Dalle otto alle dieci tonnellate di cocaina arrivano, sbarcano, approdano in Italia, ogni mese. Entrano assieme alle banane, alla frutta esotica in genere, ai fiori, ai prodotti farmaceutici, ovunque ci sia da trasferire merci di ogni tipo. Più è alto il traffico di merci, più è facile importare cocaina, come hanno evidenziato gli ultimi sequestri messi a segno in alcuni scali strategici per i confini del sud Europa. Cocaina ovunque, anche a giudicare da una ricognizione asettica, da laboratorio: tracce di polvere bianca sono state rilevate nei soldi che vengono sequestrati in Svizzera, addosso agli spalloni; ma anche nelle banconote analizzate random, a campione, quelle che circolano di mano in mano, tutti i giorni. Ma quanta è la cocaina che arriva in Italia? Quali sono i porti più gettonati? E come funziona il mercato del più potente indotto della nostra economia? Ecco alcuni dati emersi da un’inchiesta del Mattino, sulla scorta di sequestri negli ultimi due anni nei principali crocevia italiani.
Lo scorso giugno, più di una tonnellata di cocaina viaggiava nelle banane condotte a Gioia Tauro, a conferma della rilevanza europea assunta dallo scalo calabrese. A Napoli, secondo stime arrotondate per difetto, ogni mese arrivano due tonnellate di polvere bianca. Stessa stima a Roma o a Milano, dove la roba arriva su gomma, sempre nei tir dei grandi spedizionieri che giungono dai Paesi Bassi o da Amburgo. E passiamo agli incassi. Partiamo dai costi a monte, da quando la merce è pura e viene acquistata in Perù, Colombia, Brasile e in altri paesi produttori: qui in Sud e Centroamerica, la cocaina costa duemila euro al chilo, ma si tratta di merce assoluta, non tagliata; una volta arrivata in Europa, viene venduta a trentamila euro al chilo, per arrivare poi nelle nostre aree metropolitane. Anche in questo caso, il prodotto cambia. Nel prezzo e nella qualità. Proviamo sempre a ragionare con gli esperti della narcotici: in una piazza di spaccio di una qualsiasi area metropolitana italiana - a Scampia come a Quarto Oggiaro -, un grammo di cocaina costa intorno alle sessanta euro. Ma non è più la cocaina partita dalla Colombia o da altri contesti del sud e del Cetroamerica, dal momento che si tratta di un prodotto tagliato con sostanze chimiche (che lo rendono anche più nocivo per la salute).

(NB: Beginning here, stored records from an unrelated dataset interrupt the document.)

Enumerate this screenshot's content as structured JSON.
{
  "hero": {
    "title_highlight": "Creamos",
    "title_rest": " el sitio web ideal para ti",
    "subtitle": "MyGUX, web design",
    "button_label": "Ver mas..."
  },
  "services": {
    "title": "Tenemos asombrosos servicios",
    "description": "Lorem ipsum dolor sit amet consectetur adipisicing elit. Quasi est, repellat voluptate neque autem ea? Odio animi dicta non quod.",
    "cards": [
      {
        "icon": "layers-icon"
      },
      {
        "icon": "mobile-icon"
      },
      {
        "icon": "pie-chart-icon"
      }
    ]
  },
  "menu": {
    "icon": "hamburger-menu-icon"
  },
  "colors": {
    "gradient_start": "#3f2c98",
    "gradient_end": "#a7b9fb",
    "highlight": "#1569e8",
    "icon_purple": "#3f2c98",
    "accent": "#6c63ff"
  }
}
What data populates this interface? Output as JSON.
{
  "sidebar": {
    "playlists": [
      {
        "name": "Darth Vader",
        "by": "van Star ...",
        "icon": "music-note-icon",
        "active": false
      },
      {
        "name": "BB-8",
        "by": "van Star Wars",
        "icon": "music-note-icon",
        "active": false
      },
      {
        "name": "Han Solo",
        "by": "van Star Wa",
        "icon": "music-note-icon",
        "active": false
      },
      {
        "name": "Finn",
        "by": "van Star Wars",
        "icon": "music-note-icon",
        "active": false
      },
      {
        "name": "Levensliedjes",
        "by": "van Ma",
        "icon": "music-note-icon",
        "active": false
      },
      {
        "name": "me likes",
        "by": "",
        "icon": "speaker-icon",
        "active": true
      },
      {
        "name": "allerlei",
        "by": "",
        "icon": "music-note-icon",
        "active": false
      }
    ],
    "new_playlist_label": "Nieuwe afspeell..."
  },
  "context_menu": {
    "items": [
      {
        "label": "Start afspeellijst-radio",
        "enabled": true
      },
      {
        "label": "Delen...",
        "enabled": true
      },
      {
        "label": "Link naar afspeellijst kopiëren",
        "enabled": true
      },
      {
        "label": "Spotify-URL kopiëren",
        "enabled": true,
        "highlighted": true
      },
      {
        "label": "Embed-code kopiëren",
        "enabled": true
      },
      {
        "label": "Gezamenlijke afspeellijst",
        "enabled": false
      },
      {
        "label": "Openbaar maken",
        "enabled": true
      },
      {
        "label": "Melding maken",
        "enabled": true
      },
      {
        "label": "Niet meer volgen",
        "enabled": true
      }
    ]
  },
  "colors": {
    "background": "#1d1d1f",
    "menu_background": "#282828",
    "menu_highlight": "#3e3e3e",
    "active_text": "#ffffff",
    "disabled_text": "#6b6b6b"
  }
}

Un giro di affari milionario, che tiene in piedi l’economia mafiosa in Italia, anche alla luce di un altro aspetto che, a ben vedere, è l’altra faccia della medaglia: gli incassi della cocaina tengono in vita il sistema di vita di migliaia di famiglie, oltre a riprodursi in tante altre attività economiche apparentemente pulite.
Ma proviamo a capire chi sono i broker della droga. Dopo i 104 arresti messi a segno ieri in tre regioni italiane contro la cosca Molè di Gioia Tauro, fioccano conferme su equilibri criminali in uno scacchiere europeo: a Napoli, le indagini dei pm Maurizio De Marco, Vincenza Marra e Lucio Giugliano puntano su Raffaele Imperiale, attualmente detenuto a Dubai (restituì i quadri di Van Gogh rubati venti anni fa ad Amsterdam): è ritenuto legato a cartelli di narcos, ma anche a soggetti del calibro di Ridouan Taghi e Richard Eduardo Riquelme Vega, a loro volta coinvolti nella cosiddetta Mocro War in Olanda (che ha provocato più di quaranta omicidi). Nomi, sangue e affari, all’ombra dei diecimila chili di cocaina che ogni mese entrano in Italia, tramite container che trasportano banane o fiori, farmaci o spezie dell’altro mondo.